Three Nicaraguan opposition figures guilty of 'undermining national integrity'
Three key opposition figures in Nicaragua including a former deputy foreign minister have been found guilty of "undermining national integrity," a rights group said Friday, in a continuing crackdown on opponents of President Daniel Ortega.
A total of 46 opposition figures, including seven former presidential candidates, were jailed last year before a fraught presidential election that saw Ortega re-elected for a fourth consecutive term.
The Nicaraguan president has accused them of plotting to overthrow him with the support of Washington.

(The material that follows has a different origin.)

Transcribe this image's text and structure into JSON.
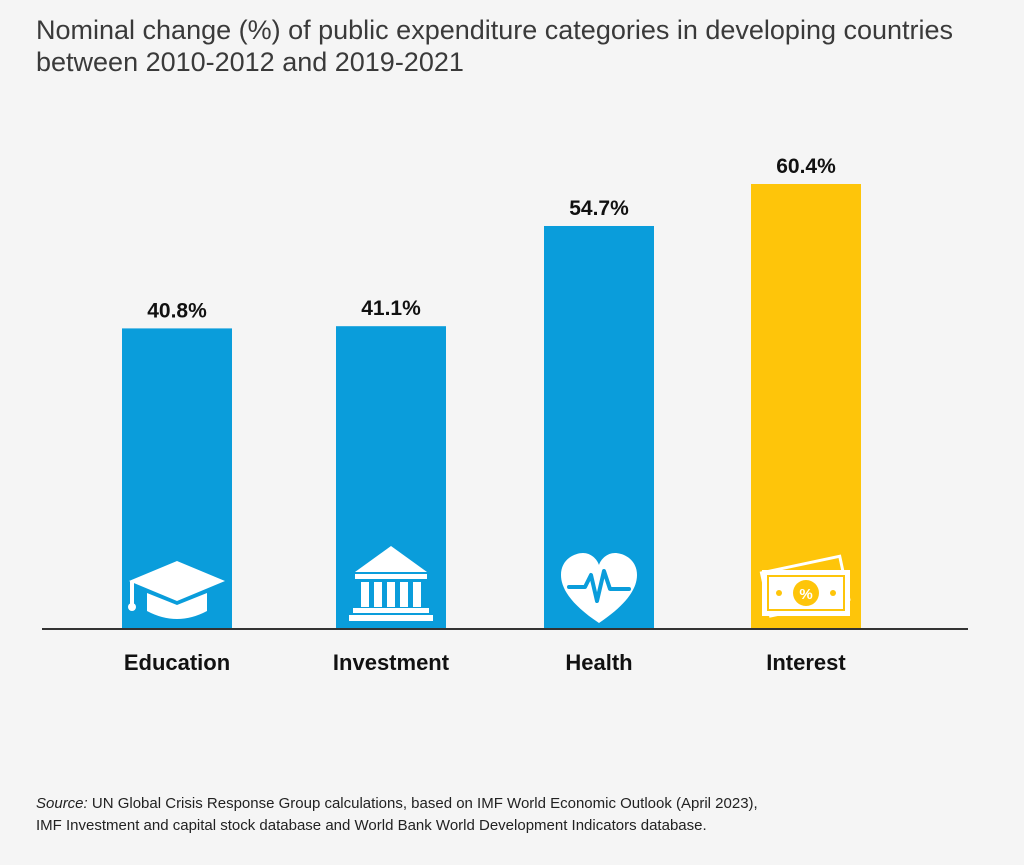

Victor Tinoco, an ex-guerrilla and former deputy foreign minister in Ortega's Sandinista National Liberation Front, was among the latest group convicted but has yet to be sentenced, the Nicaraguan Center for Human Rights said.
Academic Max Jerez and opposition leader Nidia Barbosa were also found guilty of the same charge, taking to 18 the number of opposition figures convicted of crimes against national integrity or "conspiracy."
The prosecution is seeking 13 years in prison for Tinoco and Jerez, and 11 for Barbosa.
Tinoco joined the Sandinista guerrillas in the 1970s, becoming ambassador to the United Nations after the triumph of the Nicaraguan revolution in 1979.
He served as deputy foreign minister between 1981 and 1990.
Jerez, a political science student at the Polytechnic University of Nicaragua, was involved in negotiations to end a political crisis triggered by mass protests in 2018 against tax hikes imposed by Ortega.
The demonstrations left 355 people dead, according to the Inter-American Commission on Human Rights. The government labeled the protests an attempted coup.